When my son Edward went to prep school some ten years ago, he had to write a letter to us each week. Lines ruled on writing paper, pencil at the ready he would tell us about the weather. His father would receive it and come padding through to me saying in an irritated voice, “Why do I want to know about the weather? I can see the weather, why he can’t he write about something else?” I would make such a suggestion to Eddie, who took no notice. Not only would every letter continue to contemplate the weather but, given it annoyed his father, would consider it in even greater length.

The weather, however, remains a central topic of conversation every day. It has been an extraordinary year; from March snows to a deluge of water and now a brown, shimmering savannah. The place to find shelter and shade is always under the trees with their own micro-systems emitting air and moisture and somehow the colour and rustle of the leaves help me feel better and cooler.

 

My husband is now embroiled in the harvest which has started early, and is happy with the weight and colour of the oats, some of the wheat is good, we are not going to get a second cut of haylage until the autumn and where are the sheep going to find grass?

Sally in the gift shop has sold a lot of sun hats and visitors have wandered around  just as the poet A. E. Houseman  puts it “the idle hill of summer” with drowsy insects in the wildflower meadow, the house martins reinforcing  their nests under the soffits around the Castle courtyard.

Today, it is all change again. As I sit here looking out towards the folly high on the hills – Heaven’s Gate – it is raining and we have the traditional squally British summer weather and I so I rather hope Sally has rain hats and a few of her green ponchos ready to hand in the shop.

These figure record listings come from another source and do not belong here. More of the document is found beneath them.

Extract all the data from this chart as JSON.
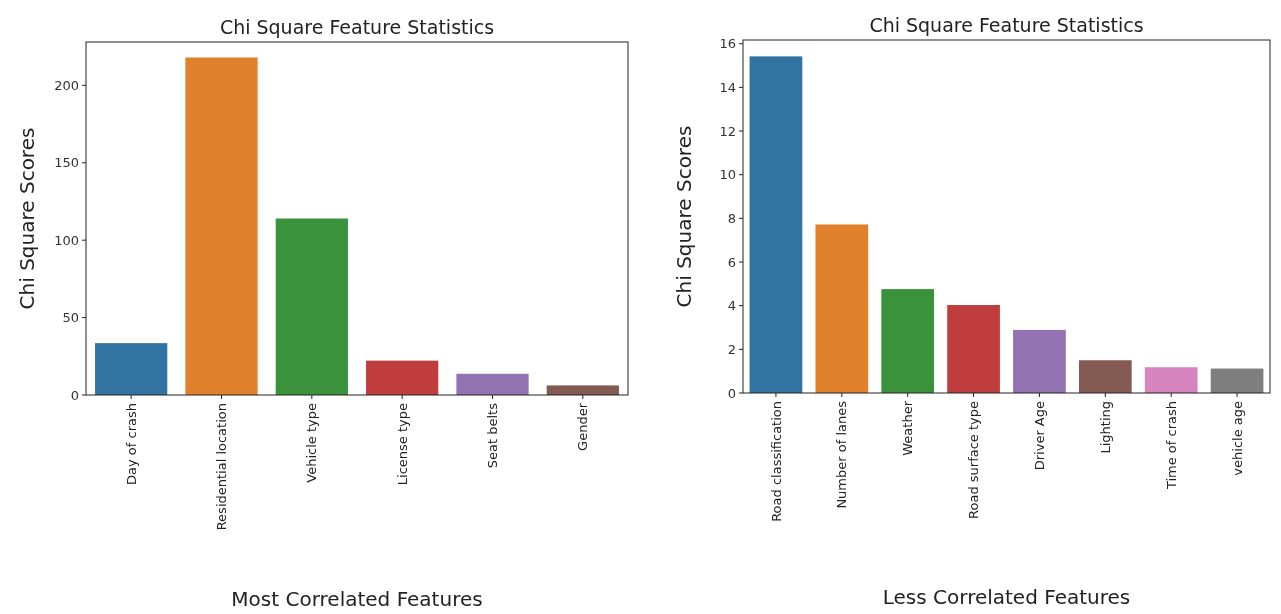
{
  "chart_data": [
    {
      "type": "bar",
      "title": "Chi Square Feature Statistics",
      "xlabel": "Most Correlated Features",
      "ylabel": "Chi Square Scores",
      "categories": [
        "Day of crash",
        "Residential location",
        "Vehicle type",
        "License type",
        "Seat belts",
        "Gender"
      ],
      "values": [
        33.5,
        218,
        114,
        22.2,
        13.7,
        6.2
      ],
      "colors": [
        "#3274a1",
        "#e1812c",
        "#3a923a",
        "#c03d3e",
        "#9372b2",
        "#845b53"
      ],
      "ylim": [
        0,
        228
      ],
      "yticks": [
        0,
        50,
        100,
        150,
        200
      ]
    },
    {
      "type": "bar",
      "title": "Chi Square Feature Statistics",
      "xlabel": "Less Correlated Features",
      "ylabel": "Chi Square Scores",
      "categories": [
        "Road classification",
        "Number of lanes",
        "Weather",
        "Road surface type",
        "Driver Age",
        "Lighting",
        "Time of crash",
        "vehicle age"
      ],
      "values": [
        15.42,
        7.72,
        4.76,
        4.03,
        2.89,
        1.5,
        1.18,
        1.12
      ],
      "colors": [
        "#3274a1",
        "#e1812c",
        "#3a923a",
        "#c03d3e",
        "#9372b2",
        "#845b53",
        "#d684bd",
        "#7f7f7f"
      ],
      "ylim": [
        0,
        16.17
      ],
      "yticks": [
        0,
        2,
        4,
        6,
        8,
        10,
        12,
        14,
        16
      ]
    }
  ]
}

Houseman’s poem begins in summer and moves to the battlefields of the First World War:

Far I hear the steady drummer
Drumming like a noise in dreams.

Far and near and low and louder
On the roads of earth go by,
Dear to friends and food for powder,
Soldiers marching, all to die…….

None that go return again.

It is an uncompromising poem, and reading it today alongside the history of the time can any of us understand why we did not reach a compromise?

Today, our unexpectedly hazy, hot summer has ended and we are dealing with gusty winds and rain instead of blazing sunshine. It is not yet lunchtime.  Already I miss it.

I will nevertheless go back for a walk in the rain to the Wood of Goodwill just down from the wildflower meadow, because my old grey Arab mare has died and I thought, in her memory, I would plant a beautiful, white stemmed tree which would glint in the moonlight as she did, turning to me with her dark, wise eyes.